オリオル・ビニャルズ(グーグル・ディープマインド)

Oriol Vinyals オリオル・ビニャルズ(グーグル・ディープマインド)

コンピューターにゲームのやり方を学習させるのは遊びの延長のようで、AIビジネスの根幹を担っている。 by MIT Technology Review Editors2016.08.24

オリオル・ビニャルズは15歳の時、領地を3種族間で争うオンライン・ゲーム『スタークラフト(StarCraft)』に夢中になった。チェスが白・黒・赤の3種類のコマを使うゲームだとしたら、スタークラフトはチェスに似ているだろう。ビニャルズはスペインのトップ・プレーヤーになった。「スタークラフトが私の人生に後々関わってくるとわかっていました。スタークラフトが提示する人工知能(AI)の問題に興味をそそられたのです」とビニャルズはいう。

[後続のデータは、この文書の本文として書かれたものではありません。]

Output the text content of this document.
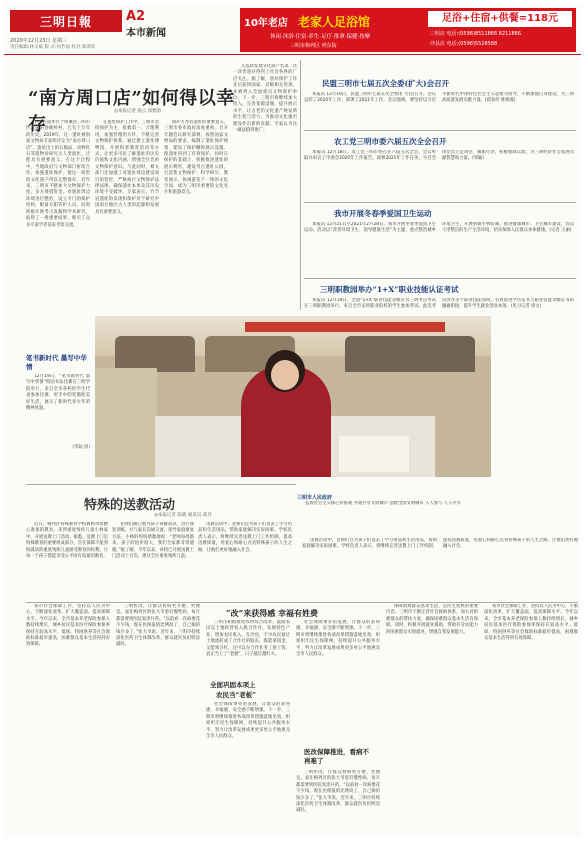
三明日報	A2
本市新闻
2020年12月23日 星期三
责任编辑:林文斌 版 式:何芳福 校对:郑翠萍
10年老店 老家人足浴馆
休闲·沐浴·住宿·养生·足疗·推拿·保健·按摩
三明市梅列区 列东街
足浴+住宿+供餐=118元
三明店 电话:(0598)8511866 8211866
沙县店 电话:(0598)5528588
“南方周口店”如何得以幸存
◎本报记者 骆云 徐雅韵

竹节岩遗址位于明溪县三明市区北部的苍峡岭村，已有十万年的历史。2019年，这一遗址被国家文物局专家组评定为“南方周口店”。遗址出土的石制品、动物化石等遗物对研究古人类演化、迁徙具有重要意义。在这个过程中，当地政府与文物部门密切合作，加强遗址保护，使这一珍贵的文化遗产得以完整保存。近年来，三明市不断加大文物保护力度，多方筹措资金，对遗址周边环境进行整治，设立专门的保护机构，配备专职管护人员。同时积极开展考古发掘和学术研究，取得了一批重要成果，吸引了众多专家学者前来考察交流。

在遗址保护工作中，三明市坚持保护为主、抢救第一、合理利用、加强管理的方针，不断完善文物保护体系。通过建立遗址博物馆、开展科普教育活动等方式，让更多市民了解遗址的历史价值和文化内涵，增强全社会的文物保护意识。与此同时，相关部门还加强了对遗址周边建设项目的管控，严格执行文物保护法律法规，确保遗址本体及其历史环境不受破坏。专家表示，竹节岩遗址的发现和保护对于研究中国南方地区古人类的起源和发展具有重要意义。

保护万寿岩遗址的重要意义，三明市委市政府高度重视，召开专题会议研究部署。按照国家文物局的要求，编制了遗址保护规划，建设了保护棚和展示设施，使遗址得到了有效保护。同时在保护的基础上，积极推进遗址的展示利用，建设考古遗址公园，打造集文物保护、科学研究、教育展示、休闲游览于一体的文化空间，成为三明市重要的文化名片和旅游景点。

入选新发现文化遗产名录，这一珍贵遗存得到了社会各界的广泛关注。据了解，遗址保护工作先后获得国家、省级相关奖项，并被列入全国重点文物保护单位。下一步，三明市将继续加大投入，完善基础设施，提升展示水平，让古老的文化遗产焕发新的生机与活力，为推动文化强市建设作出新的贡献。专家认为这一做法值得推广。

民盟三明市七届五次全委(扩大)会召开

本报讯 12月19日，民盟三明市七届五次全委(扩大)会召开。会议总结了2020年工作，部署了2021年工作。会议强调，要坚持以习近平新时代中国特色社会主义思想为指导，不断加强自身建设，为三明高质量发展贡献力量。(郑春萍 林燕燕)

农工党三明市委六届五次全会召开

本报讯 12月18日，农工党三明市委召开六届五次全会。会议听取并审议了市委会2020年工作报告，部署2021年工作任务，号召全体党员立足岗位，履职尽责，积极参政议政，为三明经济社会发展贡献智慧和力量。(邹颖)

我市开展冬春季爱国卫生运动

本报讯 12月21日至2021年2月28日，我市开展冬春季爱国卫生运动。活动以“改善环境卫生、倡导健康生活”为主题，重点整治城乡环境卫生，开展病媒生物防制，推进健康城市、卫生城市建设，营造干净整洁的生产生活环境，切实保障人民群众身体健康。(记者 王丽)

三明职教园举办“1+X”职业技能认证考试

本报讯 12月19日，全国“1+X”职业技能等级证书三明考点考试在三明职教园举行，来自全市多所职业院校的学生参加考试。此次考试涉及多个职业技能领域，有效促进学历证书与职业技能等级证书的融通衔接，提升学生就业创业本领。(见习记者 徐文)

笔书新时代 墨写中华情

12月19日，“笔书新时代 墨写中华情”校园书法比赛在三明学院举行，来自全市各校的学生代表参加比赛，用手中的笔描绘美好生活，展示了新时代青少年的精神风貌。

(邹颖 摄)
特殊的送教活动
◎本报记者 陈晓 通讯员 邱丹

近日，梅列区特殊教育学校教师带着精心准备的教具，来到重度残疾儿童小林家中，开展送教上门活动。据悉，送教上门是特殊教育的重要组成部分，旨在保障不能到校就读的重度残疾儿童接受教育的权利，让每一个孩子都能享受公平而有质量的教育。

老师们耐心地为孩子讲解知识，进行康复训练，并与家长沟通交流，指导家庭康复方法。小林的妈妈感激地说：“老师每周都来，孩子的进步很大，我们全家都非常感谢。”据了解，今年以来，该校已开展送教上门活动上百次，惠及全区重度残疾儿童。

送教活动中，老师们还为孩子们送去了学习用品和生活用品，帮助家庭解决实际困难。学校负责人表示，将继续完善送教上门工作机制，提高送教质量，用爱心和耐心点亮特殊孩子的人生之路，让他们更好地融入社会。

三明市人民政府

弘扬社会主义核心价值观 共建共享文明城市 创建全国文明城市 人人参与 人人共享

送教活动中，老师们还为孩子们送去了学习用品和生活用品，帮助家庭解决实际困难。学校负责人表示，将继续完善送教上门工作机制，提高送教质量，用爱心和耐心点亮特殊孩子的人生之路，让他们更好地融入社会。

“改”来获得感 幸福有姓费

我市社会保障工作，坚持以人民为中心，不断深化改革，扩大覆盖面，提高保障水平。今年以来，全市基本养老保险参保人数持续增长，城乡居民基本医疗保险参保率保持在较高水平。低保、特困供养等社会救助标准稳步提高，困难群众基本生活得到有效保障。

三明医改，让群众看病更方便、更便宜。家住梅列区的张大爷患有慢性病，每月都需要到医院复诊开药。“以前看一次病要花不少钱，现在医保报销比例高了，自己掏的钱少多了。”张大爷说。近年来，三明市持续深化医药卫生体制改革，群众就医负担明显减轻。

全面巩固本项上
农民当“老板”

三明市积极推进农村综合改革，鼓励农民以土地经营权入股合作社，发展特色产业，增加农民收入。在沙县，不少农民通过土地流转成了合作社的股东，既能拿租金，又能领分红，还可以在合作社务工挣工资，真正当上了“老板”，日子越过越红火。

社会保障事业的发展，让群众的获得感、幸福感、安全感不断增强。下一步，三明市将继续推进各项改革措施落地见效，织密织牢民生保障网，持续提升公共服务水平，努力让改革发展成果更多更公平地惠及全市人民群众。

社会保障事业的发展，让群众的获得感、幸福感、安全感不断增强。下一步，三明市将继续推进各项改革措施落地见效，织密织牢民生保障网，持续提升公共服务水平，努力让改革发展成果更多更公平地惠及全市人民群众。

医改保障推进，看病不再难了

三明医改，让群众看病更方便、更便宜。家住梅列区的张大爷患有慢性病，每月都需要到医院复诊开药。“以前看一次病要花不少钱，现在医保报销比例高了，自己掏的钱少多了。”张大爷说。近年来，三明市持续深化医药卫生体制改革，群众就医负担明显减轻。

保障困难群众基本生活，是民生兜底的重要内容。三明市不断完善社会救助体系，加大对困难群众的帮扶力度，确保困难群众基本生活有保障。同时，积极开展就业援助，帮助有劳动能力的困难群众实现就业，增强自我发展能力。

我市社会保障工作，坚持以人民为中心，不断深化改革，扩大覆盖面，提高保障水平。今年以来，全市基本养老保险参保人数持续增长，城乡居民基本医疗保险参保率保持在较高水平。低保、特困供养等社会救助标准稳步提高，困难群众基本生活得到有效保障。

ビニャルズの予感が現実化したのはそれから10年以上経ってからだった。カリフォルニア大学バークレー校に在学中、ビニャルズはスタークラフトを自動的にプレイするAIボットの開発に関わったのだ。ボットの名前は「オーバーマインド」(ビニャルズがディープマインドに入社したのは2016年1月)で、機械学習の成功を体現するような性能があった。

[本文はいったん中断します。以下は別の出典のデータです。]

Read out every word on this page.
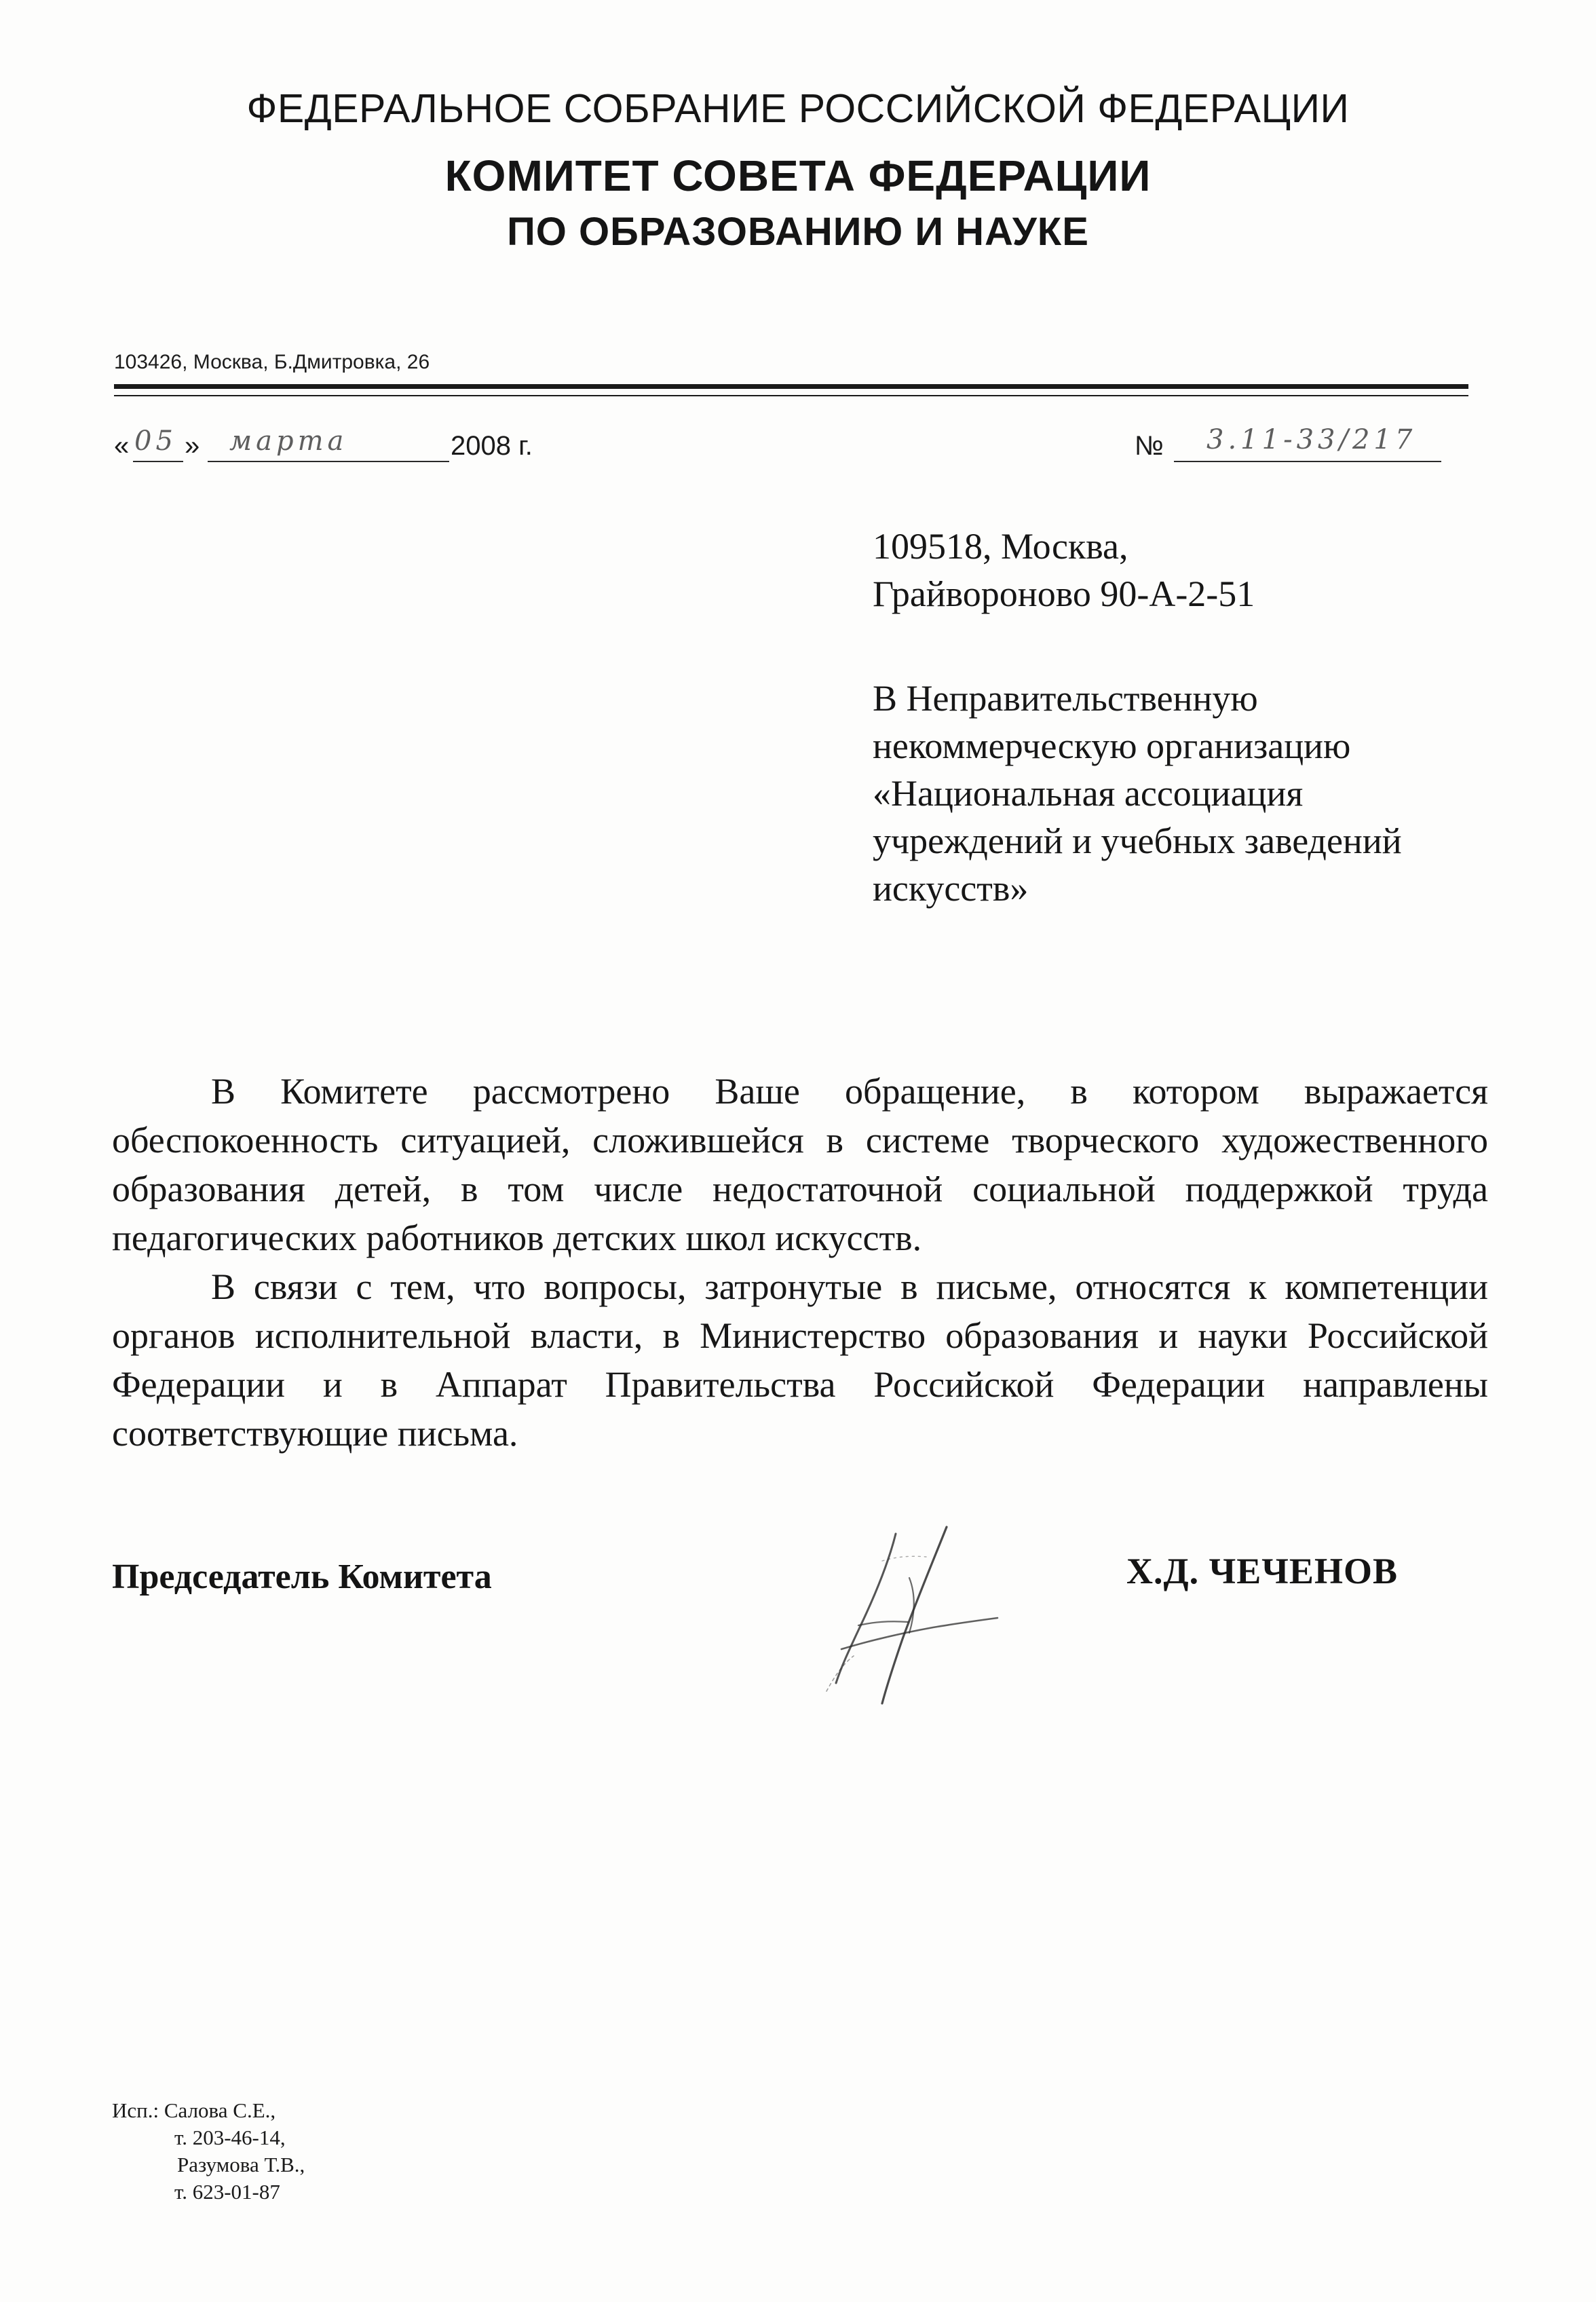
ФЕДЕРАЛЬНОЕ СОБРАНИЕ РОССИЙСКОЙ ФЕДЕРАЦИИ
КОМИТЕТ СОВЕТА ФЕДЕРАЦИИ
ПО ОБРАЗОВАНИЮ И НАУКЕ
103426, Москва, Б.Дмитровка, 26
« 05 » марта	2008 г.	№ 3.11-33/217
109518, Москва,
Грайвороново 90-А-2-51
В Неправительственную
некоммерческую организацию
«Национальная ассоциация
учреждений и учебных заведений
искусств»
В Комитете рассмотрено Ваше обращение, в котором выражается обеспокоенность ситуацией, сложившейся в системе творческого художественного образования детей, в том числе недостаточной социальной поддержкой труда педагогических работников детских школ искусств.
В связи с тем, что вопросы, затронутые в письме, относятся к компетенции органов исполнительной власти, в Министерство образования и науки Российской Федерации и в Аппарат Правительства Российской Федерации направлены соответствующие письма.
Председатель Комитета	Х.Д. ЧЕЧЕНОВ
Исп.: Салова С.Е.,
т. 203-46-14,
Разумова Т.В.,
т. 623-01-87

「グーグルのAIチームのメンバーとして言語翻訳の新手法の開発に関わっていたビニャルズは、あるときひらめいた」

その後グーグルのAIチームのメンバーとして言語翻訳の新手法の開発に関わっていたビニャルズに、あるひらめきがあった。コンピューターが画像を正確に説明できるかどうか調べることにしたのだ。画像をテキストにするのも、言語翻訳の一種だろう。「あの時のことはよく覚えていますよ。ソースコードを一行変えたんです。フランス語を翻訳するのではなく、画像を入力することにしたのです。」という。翌日、ビニャルズは自分のプログラムに写真(賑わった市場に露店が映っており、バナナが散らばっていた)を見せたところ、「人々がマーケットでフルーツを買っている」という文が出力された。「成功でした。プログラムは単純に『人々が道に立っている』と説明するのではなく、もっと高度なレベルで画像を読み取ったのです」とビニャルズは回想する。ビニャルズが開発したテクノロジーは、現在グーグルの画像検索に組み込まれており、検索語を入力するとコンピューター関連する画像を表示する。

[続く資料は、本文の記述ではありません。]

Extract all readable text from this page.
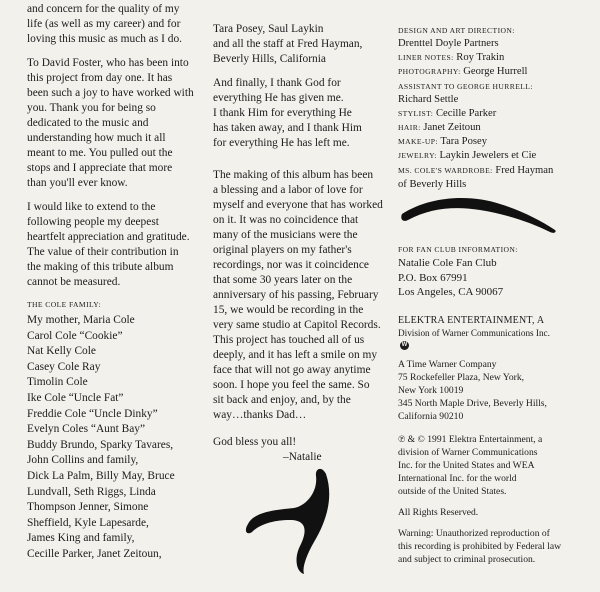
and concern for the quality of my

life (as well as my career) and for

loving this music as much as I do.

To David Foster, who has been into

this project from day one. It has

been such a joy to have worked with

you. Thank you for being so

dedicated to the music and

understanding how much it all

meant to me. You pulled out the

stops and I appreciate that more

than you'll ever know.

I would like to extend to the

following people my deepest

heartfelt appreciation and gratitude.

The value of their contribution in

the making of this tribute album

cannot be measured.

THE COLE FAMILY:

My mother, Maria Cole

Carol Cole “Cookie”

Nat Kelly Cole

Casey Cole Ray

Timolin Cole

Ike Cole “Uncle Fat”

Freddie Cole “Uncle Dinky”

Evelyn Coles “Aunt Bay”

Buddy Brundo, Sparky Tavares,

John Collins and family,

Dick La Palm, Billy May, Bruce

Lundvall, Seth Riggs, Linda

Thompson Jenner, Simone

Sheffield, Kyle Lapesarde,

James King and family,

Cecille Parker, Janet Zeitoun,

Tara Posey, Saul Laykin

and all the staff at Fred Hayman,

Beverly Hills, California

And finally, I thank God for

everything He has given me.

I thank Him for everything He

has taken away, and I thank Him

for everything He has left me.

The making of this album has been

a blessing and a labor of love for

myself and everyone that has worked

on it. It was no coincidence that

many of the musicians were the

original players on my father's

recordings, nor was it coincidence

that some 30 years later on the

anniversary of his passing, February

15, we would be recording in the

very same studio at Capitol Records.

This project has touched all of us

deeply, and it has left a smile on my

face that will not go away anytime

soon. I hope you feel the same. So

sit back and enjoy, and, by the

way…thanks Dad…

God bless you all!

–Natalie

DESIGN AND ART DIRECTION:

Drenttel Doyle Partners

LINER NOTES: Roy Trakin

PHOTOGRAPHY: George Hurrell

ASSISTANT TO GEORGE HURRELL:

Richard Settle

STYLIST: Cecille Parker

HAIR: Janet Zeitoun

MAKE-UP: Tara Posey

JEWELRY: Laykin Jewelers et Cie

MS. COLE'S WARDROBE: Fred Hayman

of Beverly Hills

FOR FAN CLUB INFORMATION:

Natalie Cole Fan Club

P.O. Box 67991

Los Angeles, CA 90067

ELEKTRA ENTERTAINMENT, A

Division of Warner Communications Inc.

W

A Time Warner Company

75 Rockefeller Plaza, New York,

New York 10019

345 North Maple Drive, Beverly Hills,

California 90210

℗ & © 1991 Elektra Entertainment, a

division of Warner Communications

Inc. for the United States and WEA

International Inc. for the world

outside of the United States.

All Rights Reserved.

Warning: Unauthorized reproduction of

this recording is prohibited by Federal law

and subject to criminal prosecution.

ビニャルズのチームが開発したテクノロジーは現在、Gメール内のスマート・リプライ機能(自動予測返信)にも使われており、受信したメールに対して簡単な返信を提案してくれる。今、ロンドンのグーグル・ディープマインドに加わったビニャルズは、原点に戻ったともいえる。ビニャルズは、複雑なゲームをプレイして勝つ方法を、ハードコード化したルールではなく、経験から自ら学ぶコンピューターを開発しているのだ。